On the science side, MyVirtualDream achieves what clinical studies can hardly ever do: In just a single night, participants are willingly providing 500 recorded EEG time-series in alpha and beta frequency ranges, covering basic cognitive activities like relaxation and concentration.

After controlling for variables like time-of-night effects and gender differences, subsequent analysis of this unusually large sample size revealed unprecedented speed of learning changes in the power spectrum (~ 1 min). The participants’ baseline brain activity predicted subsequent neurofeedback beta training, indiciating state-depedent learning – a quite relevant discovery for BCI applications.

Interacting with yourself: BrainModes smartphone app

The BrainModes smartphone app (currently in a private Beta test and demonstrated at public events) builds on the experience with BCI-based, real-time brain simulations at MyVirtualDream events. The goal of this app is to provide personal, mobile neurofeedback to improve concentration, reduce stress, and strengthen learning and problem solving skills in people of any age.

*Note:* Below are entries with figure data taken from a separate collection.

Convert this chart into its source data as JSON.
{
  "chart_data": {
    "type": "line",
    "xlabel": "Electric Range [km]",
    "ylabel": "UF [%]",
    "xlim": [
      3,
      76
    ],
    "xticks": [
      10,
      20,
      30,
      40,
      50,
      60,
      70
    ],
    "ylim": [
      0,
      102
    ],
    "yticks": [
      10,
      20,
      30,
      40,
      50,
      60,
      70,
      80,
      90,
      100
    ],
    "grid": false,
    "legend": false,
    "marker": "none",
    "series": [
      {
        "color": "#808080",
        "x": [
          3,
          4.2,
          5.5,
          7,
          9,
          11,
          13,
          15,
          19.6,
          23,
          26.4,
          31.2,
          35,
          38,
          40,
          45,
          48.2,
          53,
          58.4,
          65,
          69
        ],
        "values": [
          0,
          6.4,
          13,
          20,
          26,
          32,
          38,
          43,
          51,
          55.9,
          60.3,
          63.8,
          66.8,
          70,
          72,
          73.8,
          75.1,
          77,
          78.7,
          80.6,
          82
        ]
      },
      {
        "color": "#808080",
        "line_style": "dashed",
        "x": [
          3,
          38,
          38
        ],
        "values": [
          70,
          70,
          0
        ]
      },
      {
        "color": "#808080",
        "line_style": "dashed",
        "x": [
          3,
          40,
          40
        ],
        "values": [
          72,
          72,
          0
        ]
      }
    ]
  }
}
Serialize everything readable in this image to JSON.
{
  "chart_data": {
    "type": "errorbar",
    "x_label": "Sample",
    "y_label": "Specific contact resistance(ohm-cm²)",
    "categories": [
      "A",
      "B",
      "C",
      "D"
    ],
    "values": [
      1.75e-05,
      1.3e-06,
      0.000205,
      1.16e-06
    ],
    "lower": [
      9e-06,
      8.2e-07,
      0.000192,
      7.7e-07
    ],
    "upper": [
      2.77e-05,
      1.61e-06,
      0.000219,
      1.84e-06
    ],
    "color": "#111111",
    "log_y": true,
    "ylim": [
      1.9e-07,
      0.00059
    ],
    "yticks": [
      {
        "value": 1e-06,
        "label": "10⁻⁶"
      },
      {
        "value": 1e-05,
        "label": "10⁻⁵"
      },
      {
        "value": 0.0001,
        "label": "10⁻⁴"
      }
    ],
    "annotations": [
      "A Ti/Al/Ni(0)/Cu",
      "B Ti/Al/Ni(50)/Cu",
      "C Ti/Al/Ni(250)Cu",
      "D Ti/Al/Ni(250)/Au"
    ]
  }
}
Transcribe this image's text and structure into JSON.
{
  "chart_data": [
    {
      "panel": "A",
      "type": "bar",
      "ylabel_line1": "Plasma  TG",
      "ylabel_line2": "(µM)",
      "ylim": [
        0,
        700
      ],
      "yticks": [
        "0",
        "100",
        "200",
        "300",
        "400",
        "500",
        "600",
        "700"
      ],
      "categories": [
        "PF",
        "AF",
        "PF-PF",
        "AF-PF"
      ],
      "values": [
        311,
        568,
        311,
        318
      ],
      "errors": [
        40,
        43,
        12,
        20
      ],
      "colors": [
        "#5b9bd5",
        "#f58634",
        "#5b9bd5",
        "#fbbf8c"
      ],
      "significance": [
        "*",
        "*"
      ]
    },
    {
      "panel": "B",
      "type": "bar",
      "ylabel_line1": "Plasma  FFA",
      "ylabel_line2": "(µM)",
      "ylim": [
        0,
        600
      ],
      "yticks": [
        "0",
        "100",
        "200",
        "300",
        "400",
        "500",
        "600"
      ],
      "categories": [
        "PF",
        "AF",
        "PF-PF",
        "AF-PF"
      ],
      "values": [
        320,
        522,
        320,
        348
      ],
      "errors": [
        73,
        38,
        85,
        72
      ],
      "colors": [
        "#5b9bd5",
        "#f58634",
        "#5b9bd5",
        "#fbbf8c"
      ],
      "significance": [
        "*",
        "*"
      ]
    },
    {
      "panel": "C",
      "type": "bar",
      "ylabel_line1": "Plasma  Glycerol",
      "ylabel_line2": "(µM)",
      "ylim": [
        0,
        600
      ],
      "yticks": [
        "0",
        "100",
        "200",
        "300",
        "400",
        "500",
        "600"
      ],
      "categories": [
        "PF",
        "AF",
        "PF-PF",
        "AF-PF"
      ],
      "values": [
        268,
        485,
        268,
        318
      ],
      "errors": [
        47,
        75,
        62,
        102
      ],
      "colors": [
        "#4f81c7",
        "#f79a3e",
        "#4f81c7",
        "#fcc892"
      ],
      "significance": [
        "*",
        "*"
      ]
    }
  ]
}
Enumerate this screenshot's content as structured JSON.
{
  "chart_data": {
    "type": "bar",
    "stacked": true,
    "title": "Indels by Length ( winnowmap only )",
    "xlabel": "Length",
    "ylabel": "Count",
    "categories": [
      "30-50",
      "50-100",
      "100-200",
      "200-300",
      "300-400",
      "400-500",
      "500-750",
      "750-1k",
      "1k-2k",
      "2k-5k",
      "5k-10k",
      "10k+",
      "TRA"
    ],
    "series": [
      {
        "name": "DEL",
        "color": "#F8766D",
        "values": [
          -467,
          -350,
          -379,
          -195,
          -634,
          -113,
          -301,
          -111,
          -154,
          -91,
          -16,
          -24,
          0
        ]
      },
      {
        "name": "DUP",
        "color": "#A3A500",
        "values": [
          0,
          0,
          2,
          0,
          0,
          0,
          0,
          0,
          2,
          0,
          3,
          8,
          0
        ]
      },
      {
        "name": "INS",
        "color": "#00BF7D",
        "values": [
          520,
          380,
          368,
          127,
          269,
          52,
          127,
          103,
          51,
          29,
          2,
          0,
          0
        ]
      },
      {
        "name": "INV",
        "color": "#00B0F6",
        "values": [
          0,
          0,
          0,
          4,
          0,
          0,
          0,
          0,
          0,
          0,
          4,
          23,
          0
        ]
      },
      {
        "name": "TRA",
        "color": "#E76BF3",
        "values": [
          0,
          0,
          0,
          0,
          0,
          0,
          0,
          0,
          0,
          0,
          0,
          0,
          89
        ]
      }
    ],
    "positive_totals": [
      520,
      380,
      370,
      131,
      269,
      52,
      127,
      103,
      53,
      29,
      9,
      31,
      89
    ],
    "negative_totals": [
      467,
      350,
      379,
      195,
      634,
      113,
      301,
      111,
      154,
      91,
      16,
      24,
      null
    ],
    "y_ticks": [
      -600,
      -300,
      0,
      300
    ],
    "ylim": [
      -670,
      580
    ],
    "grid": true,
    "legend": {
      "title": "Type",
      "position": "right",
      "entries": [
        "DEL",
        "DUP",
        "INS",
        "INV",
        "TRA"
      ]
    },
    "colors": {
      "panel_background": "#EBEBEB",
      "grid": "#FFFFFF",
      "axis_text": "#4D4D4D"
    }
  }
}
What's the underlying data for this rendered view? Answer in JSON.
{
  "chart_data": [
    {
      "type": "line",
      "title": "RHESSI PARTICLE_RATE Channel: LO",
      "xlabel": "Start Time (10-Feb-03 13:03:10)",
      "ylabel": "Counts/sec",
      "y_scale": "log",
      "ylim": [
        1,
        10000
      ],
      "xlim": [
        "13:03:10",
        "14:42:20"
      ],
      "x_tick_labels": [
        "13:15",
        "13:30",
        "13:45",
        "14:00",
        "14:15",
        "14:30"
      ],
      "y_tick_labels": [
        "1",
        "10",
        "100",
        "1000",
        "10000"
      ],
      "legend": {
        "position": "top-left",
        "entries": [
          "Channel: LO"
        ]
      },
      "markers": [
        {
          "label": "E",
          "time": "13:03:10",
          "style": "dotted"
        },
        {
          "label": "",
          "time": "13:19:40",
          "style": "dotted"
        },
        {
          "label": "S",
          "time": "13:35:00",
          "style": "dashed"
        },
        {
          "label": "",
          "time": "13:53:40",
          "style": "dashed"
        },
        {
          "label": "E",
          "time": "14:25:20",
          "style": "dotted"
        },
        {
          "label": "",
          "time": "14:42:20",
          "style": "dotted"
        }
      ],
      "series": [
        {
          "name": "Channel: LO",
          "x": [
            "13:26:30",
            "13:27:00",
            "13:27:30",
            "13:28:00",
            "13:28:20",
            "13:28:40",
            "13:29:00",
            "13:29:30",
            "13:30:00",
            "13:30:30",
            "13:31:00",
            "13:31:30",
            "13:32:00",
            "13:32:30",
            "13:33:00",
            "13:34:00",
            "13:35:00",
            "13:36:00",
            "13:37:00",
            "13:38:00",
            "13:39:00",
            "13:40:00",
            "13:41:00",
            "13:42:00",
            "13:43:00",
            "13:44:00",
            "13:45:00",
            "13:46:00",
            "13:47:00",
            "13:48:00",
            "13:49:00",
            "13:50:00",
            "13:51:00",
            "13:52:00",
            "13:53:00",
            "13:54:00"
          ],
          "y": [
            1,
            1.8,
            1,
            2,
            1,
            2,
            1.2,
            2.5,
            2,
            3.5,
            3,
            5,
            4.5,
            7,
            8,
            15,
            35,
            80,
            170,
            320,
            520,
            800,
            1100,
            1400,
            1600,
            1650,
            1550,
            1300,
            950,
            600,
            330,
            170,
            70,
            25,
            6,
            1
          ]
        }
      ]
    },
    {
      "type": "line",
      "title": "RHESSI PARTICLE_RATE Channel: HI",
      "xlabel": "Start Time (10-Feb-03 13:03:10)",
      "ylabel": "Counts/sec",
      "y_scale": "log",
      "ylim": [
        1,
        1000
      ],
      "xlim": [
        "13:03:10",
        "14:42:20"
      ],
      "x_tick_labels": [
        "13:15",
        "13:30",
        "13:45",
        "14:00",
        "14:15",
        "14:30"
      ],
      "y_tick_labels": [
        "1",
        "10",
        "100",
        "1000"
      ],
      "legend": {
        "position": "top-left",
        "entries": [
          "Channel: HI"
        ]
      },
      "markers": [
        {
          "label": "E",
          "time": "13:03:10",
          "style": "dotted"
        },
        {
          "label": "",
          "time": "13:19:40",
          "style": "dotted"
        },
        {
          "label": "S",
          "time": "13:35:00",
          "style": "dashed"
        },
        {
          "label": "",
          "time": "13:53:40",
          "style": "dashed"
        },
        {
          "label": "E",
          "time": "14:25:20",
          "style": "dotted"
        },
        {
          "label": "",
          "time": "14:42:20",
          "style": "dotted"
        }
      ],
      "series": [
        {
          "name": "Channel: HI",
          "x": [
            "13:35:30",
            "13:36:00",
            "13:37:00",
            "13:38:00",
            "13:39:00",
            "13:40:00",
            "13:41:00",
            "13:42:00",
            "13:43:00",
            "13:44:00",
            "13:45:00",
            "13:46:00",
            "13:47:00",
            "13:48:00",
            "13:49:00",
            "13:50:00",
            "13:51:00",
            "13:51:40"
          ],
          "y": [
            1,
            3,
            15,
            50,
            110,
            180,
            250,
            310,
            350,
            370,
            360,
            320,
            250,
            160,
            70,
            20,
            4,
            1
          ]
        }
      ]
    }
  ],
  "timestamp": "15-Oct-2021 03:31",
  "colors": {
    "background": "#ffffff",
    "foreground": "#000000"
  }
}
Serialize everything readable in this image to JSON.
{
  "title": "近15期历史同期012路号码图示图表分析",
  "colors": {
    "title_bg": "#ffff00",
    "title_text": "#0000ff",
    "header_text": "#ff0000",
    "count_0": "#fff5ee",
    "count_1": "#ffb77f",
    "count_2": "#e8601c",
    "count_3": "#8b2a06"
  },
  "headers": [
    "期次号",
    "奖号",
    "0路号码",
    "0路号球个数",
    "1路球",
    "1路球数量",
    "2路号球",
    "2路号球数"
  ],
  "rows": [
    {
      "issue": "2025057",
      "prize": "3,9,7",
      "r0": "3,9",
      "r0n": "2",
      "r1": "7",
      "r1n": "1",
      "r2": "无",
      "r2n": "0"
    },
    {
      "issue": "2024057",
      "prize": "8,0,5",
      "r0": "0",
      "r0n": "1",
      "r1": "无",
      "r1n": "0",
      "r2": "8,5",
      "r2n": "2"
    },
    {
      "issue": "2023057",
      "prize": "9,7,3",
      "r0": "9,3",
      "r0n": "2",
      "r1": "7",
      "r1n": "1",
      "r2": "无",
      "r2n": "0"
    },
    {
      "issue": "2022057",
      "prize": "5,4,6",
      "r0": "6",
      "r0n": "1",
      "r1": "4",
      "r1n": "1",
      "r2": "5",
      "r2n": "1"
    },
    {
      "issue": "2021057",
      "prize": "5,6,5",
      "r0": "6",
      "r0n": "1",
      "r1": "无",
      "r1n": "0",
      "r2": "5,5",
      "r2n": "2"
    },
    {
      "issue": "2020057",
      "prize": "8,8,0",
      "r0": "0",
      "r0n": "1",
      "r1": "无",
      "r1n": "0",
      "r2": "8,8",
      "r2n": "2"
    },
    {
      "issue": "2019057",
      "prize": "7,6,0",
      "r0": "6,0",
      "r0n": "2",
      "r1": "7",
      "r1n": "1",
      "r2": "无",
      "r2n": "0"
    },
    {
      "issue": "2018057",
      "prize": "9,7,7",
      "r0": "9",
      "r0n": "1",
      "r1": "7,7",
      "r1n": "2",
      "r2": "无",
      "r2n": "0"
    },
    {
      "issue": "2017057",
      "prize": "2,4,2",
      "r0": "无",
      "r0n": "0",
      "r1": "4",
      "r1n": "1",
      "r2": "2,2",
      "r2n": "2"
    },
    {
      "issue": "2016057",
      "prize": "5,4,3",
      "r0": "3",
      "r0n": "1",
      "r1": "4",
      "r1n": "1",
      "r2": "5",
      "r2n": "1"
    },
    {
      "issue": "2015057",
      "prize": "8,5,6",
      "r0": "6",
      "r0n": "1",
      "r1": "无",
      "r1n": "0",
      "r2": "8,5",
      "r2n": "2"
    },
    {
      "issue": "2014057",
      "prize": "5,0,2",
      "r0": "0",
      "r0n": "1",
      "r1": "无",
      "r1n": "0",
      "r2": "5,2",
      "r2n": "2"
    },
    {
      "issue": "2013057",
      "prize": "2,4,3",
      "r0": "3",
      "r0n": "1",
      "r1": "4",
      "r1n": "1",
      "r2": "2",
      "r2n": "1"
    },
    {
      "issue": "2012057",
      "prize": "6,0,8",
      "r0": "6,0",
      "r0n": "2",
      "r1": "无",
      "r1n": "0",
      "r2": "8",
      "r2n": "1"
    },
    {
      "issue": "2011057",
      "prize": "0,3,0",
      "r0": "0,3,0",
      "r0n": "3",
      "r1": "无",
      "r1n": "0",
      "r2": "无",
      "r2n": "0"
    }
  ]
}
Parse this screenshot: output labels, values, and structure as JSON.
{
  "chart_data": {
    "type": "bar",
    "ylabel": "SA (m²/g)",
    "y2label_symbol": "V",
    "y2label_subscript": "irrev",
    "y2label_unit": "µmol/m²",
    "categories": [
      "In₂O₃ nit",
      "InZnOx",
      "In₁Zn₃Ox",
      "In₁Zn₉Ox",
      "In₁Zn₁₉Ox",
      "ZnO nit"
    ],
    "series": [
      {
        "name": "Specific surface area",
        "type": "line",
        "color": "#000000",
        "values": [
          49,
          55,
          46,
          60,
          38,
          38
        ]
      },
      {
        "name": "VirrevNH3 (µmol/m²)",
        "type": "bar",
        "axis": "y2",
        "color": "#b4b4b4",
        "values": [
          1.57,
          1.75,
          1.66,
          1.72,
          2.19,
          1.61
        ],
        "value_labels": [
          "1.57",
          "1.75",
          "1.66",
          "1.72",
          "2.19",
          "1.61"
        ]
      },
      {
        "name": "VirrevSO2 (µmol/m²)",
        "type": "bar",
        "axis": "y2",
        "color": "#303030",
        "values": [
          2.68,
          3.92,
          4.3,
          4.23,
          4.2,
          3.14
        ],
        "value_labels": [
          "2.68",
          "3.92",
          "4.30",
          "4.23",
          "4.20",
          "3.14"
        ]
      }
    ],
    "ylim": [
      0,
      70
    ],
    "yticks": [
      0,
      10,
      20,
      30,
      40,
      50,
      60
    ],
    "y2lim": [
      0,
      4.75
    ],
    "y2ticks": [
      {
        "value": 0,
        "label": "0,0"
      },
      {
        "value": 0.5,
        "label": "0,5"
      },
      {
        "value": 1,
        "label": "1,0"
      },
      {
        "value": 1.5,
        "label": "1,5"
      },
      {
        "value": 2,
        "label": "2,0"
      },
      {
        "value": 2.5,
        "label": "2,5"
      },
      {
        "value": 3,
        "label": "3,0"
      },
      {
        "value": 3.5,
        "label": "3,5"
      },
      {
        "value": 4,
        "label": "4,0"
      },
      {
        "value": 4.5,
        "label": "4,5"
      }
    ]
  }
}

Running a real-time brain simulation on a smartphone obviously poses two key challenges:

  1. Missing structural data:

    A useful brain simulation has to provide both temporal and spatial signals. While battery-powered, Bluetooth EEG headsets are available to transmit measurements to a mobile app, structural and spatial brain imaging is simply impossible – since it would require a bulky, slow and hugely expensive MRI scanner.

  2. Limited computing power:

    Modern smartphones come with impressive CPU and GPU capacities but these are galaxies below of what is typically required to run the TVB brain simulator code, written in Python, the lingua franca of neuroscience.

To overcome these challenges, the team from the Brain Simulation Section developed a minimalized version of the TVB brain simulation core, written in C to ensure optimal performance. The central algorithm was enhanced to work with prepared averages of structural brain data, predicting simulated fMRI signals solely driven by live EEG signals provided by the headset. The result was published as the Hybrid Virtual Brain on GitHub.